Urgences, protocole et personnes âgées

Le décès d’une personne âgée (86 ans) au mois d’août, à l’hôpital de Fribourg, soulève des questions d’éthique que nous voudrions reprendre ici. En très mauvaise santé, cette personne souffrait en plus d’une fracture du col du fémur. N’étant pas considérée comme une urgence absolue, selon le protocole des soins, cette personne a attendu plus de trois heures sur un fauteuil avant d’être prise en charge. Cette longue attente est monnaie courante durant les vacances et les weekends en raison de la surcharge du service des Urgences. Le patient a subi alors toute une série d’examens dont certains redondants car déjà fait au home et n’a pu être installé dans une chambre qu’en fin de soirée. Sa famille a eu toutes les peines du monde à le retrouver et finalement il s’est éteint seul au petit matin.

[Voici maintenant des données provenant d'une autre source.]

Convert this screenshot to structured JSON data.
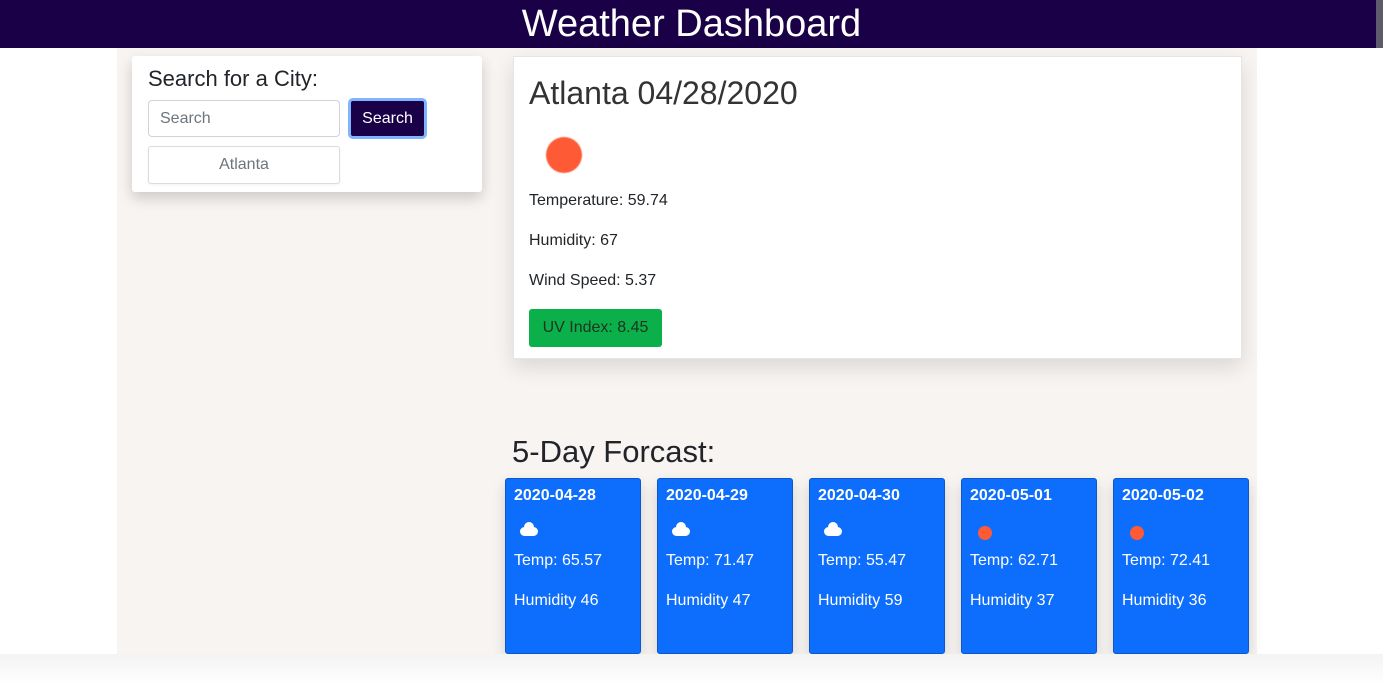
{
  "header": {
    "title": "Weather Dashboard"
  },
  "search": {
    "heading": "Search for a City:",
    "placeholder": "Search",
    "value": "",
    "button_label": "Search",
    "history": [
      "Atlanta"
    ]
  },
  "current": {
    "title": "Atlanta 04/28/2020",
    "icon": "sun-icon",
    "temperature": "Temperature: 59.74",
    "humidity": "Humidity: 67",
    "wind": "Wind Speed: 5.37",
    "uv": "UV Index: 8.45",
    "uv_color": "#0bb04a"
  },
  "forecast": {
    "heading": "5-Day Forcast:",
    "days": [
      {
        "date": "2020-04-28",
        "icon": "cloud-icon",
        "temp": "Temp: 65.57",
        "humidity": "Humidity 46"
      },
      {
        "date": "2020-04-29",
        "icon": "cloud-icon",
        "temp": "Temp: 71.47",
        "humidity": "Humidity 47"
      },
      {
        "date": "2020-04-30",
        "icon": "cloud-icon",
        "temp": "Temp: 55.47",
        "humidity": "Humidity 59"
      },
      {
        "date": "2020-05-01",
        "icon": "sun-icon",
        "temp": "Temp: 62.71",
        "humidity": "Humidity 37"
      },
      {
        "date": "2020-05-02",
        "icon": "sun-icon",
        "temp": "Temp: 72.41",
        "humidity": "Humidity 36"
      }
    ]
  },
  "colors": {
    "header_bg": "#1a0046",
    "card_blue": "#0d6efd",
    "sun": "#ff5a36"
  }
}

Comme l’a relevé le médecin-chef du service, cette personne a été traitée selon le protocole en vigueur. Le médecin a donc jugé dans la presse que le traitement médical du patient a été correct. Mais le problème n’est pas là. Il se situe à deux niveaux : celui du home d’une part, celui de la déshumanisation des soins d’autre part.

Vu l’état très déficient de ce malade, il était inhumain de le faire passer par les urgences d’autant plus que le médecin du home avait fait les radios nécessaires et posé le diagnostic. Contact aurai dû être pris directement avec le service d’orthopédie pour trouver un arrangement. Le faire passer par la case urgences, en sachant que la personne âgée risquait d’attendre durant des heures, était un risque que le home n’aurait pas dû prendre.

Cette situation se renouvelle chaque fois que l’on traite des individus très vulnérables avec des normes qui ne leur sont pas adaptées

Venons-en au protocole. Tous les services hospitaliers suivent ce genre de prescription, d’une part pour assurer la qualité des soins, d’autre part pour dégager sa responsabilité en cas d’incident médical, par définition imprévisible. Le problème est que ce genre de protocole est établi pour un patient moyen capable de subir sans dommage une longue attente aux urgences. Je l’ai moi-même vécu. Malheureusement dans le cas présent le service n’a pas eu à faire à un patient normal mais à une personne très diminuée physiquement qui n’aurait pas dû être soumis à ce protocole. Le respect de l’humanité de cette personne exigeait que l’on tempère le protocole ou que l’on en sorte et cela n’a pas été fait.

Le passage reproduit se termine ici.